7 beneficial insects in the garden

  1.  Chalcid, braconid, and ichneumon wasps are very small wasps that prey on a wide range of other insects (including a few beneficial ones). They generally lay an egg in the body of the prey, which hatches and feeds on the host. Insects attacked include aphids, armyworms, chinch bugs, corn borers, gypsy moths, long-horned beetles, mealybugs, sawflies, and scale insects.
  2. Ground beetles are the brown or black ones that shelter under stones or pieces of wood during the day and hunt at night. They feed on armyworms, chinch bugs, cutworms, gypsy moths, and tent caterpillars.
  3. Hoverflies look like small wasps but do not sting. As their name suggests, they tend to hover in one place. They eat aphids and mealybugs, as well as nectar and decaying fruit. They are also important as pollinators.
  4. Lacewings may be green or brown, depending on the species, and are identified by their large, almost transparent wings, held vertically when at rest. They, and their larvae (called aphid-lions), feed on aphids, mealybugs, scale insects, thrips, and mites.
  5. Ladybird beetles may be red, orange, or yellow and the number of spots differs depending on the species.
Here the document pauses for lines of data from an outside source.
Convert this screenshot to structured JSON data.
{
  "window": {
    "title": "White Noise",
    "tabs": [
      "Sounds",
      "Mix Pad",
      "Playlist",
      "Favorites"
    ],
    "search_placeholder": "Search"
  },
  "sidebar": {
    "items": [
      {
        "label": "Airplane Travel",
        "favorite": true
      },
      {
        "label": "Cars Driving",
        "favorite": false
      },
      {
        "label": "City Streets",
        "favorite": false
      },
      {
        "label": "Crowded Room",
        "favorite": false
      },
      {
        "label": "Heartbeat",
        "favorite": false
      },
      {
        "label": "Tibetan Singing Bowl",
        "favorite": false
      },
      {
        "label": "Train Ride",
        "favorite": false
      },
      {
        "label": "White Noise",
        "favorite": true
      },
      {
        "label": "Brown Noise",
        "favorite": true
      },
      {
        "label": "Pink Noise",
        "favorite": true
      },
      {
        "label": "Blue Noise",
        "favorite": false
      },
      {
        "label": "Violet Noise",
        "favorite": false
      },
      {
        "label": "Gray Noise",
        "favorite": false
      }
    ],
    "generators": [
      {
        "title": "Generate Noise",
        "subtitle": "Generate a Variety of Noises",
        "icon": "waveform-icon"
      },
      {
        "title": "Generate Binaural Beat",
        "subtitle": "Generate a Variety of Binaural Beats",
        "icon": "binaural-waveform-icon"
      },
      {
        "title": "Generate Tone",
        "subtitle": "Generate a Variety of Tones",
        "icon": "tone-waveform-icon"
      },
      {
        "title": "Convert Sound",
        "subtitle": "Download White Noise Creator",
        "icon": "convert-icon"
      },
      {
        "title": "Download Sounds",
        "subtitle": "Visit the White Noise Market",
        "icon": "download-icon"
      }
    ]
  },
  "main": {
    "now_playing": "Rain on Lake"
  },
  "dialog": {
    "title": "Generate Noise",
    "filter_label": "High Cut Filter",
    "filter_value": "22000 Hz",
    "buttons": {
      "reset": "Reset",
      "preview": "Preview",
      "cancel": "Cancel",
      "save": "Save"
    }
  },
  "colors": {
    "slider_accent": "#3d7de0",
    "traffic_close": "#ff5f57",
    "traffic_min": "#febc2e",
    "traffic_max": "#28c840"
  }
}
Both the adults and the (rather ugly) nymphs eat aphids, leafhoppers, mealybugs, and scale insects.
  6. Praying mantises are related to grasshoppers. They wait on a stem with their front legs in a "praying" position and snatch any passing insect out of the air.
  7. Wheel bug is mainly a tree dweller and is recognized by a semi-circular crest behind its head. It feeds on cutworms, hornworms, Japanese beetles, and other caterpillars.

Providing habitat for butterflies

  • A pile of small logs and rough sticks in an out-of-the-way corner of the garden provides a refuge for species, such as mourning cloak, that overwinter as adults and are the first butterflies to appear in spring.
  • You can also build your own special box where butterflies can overwinter in safety.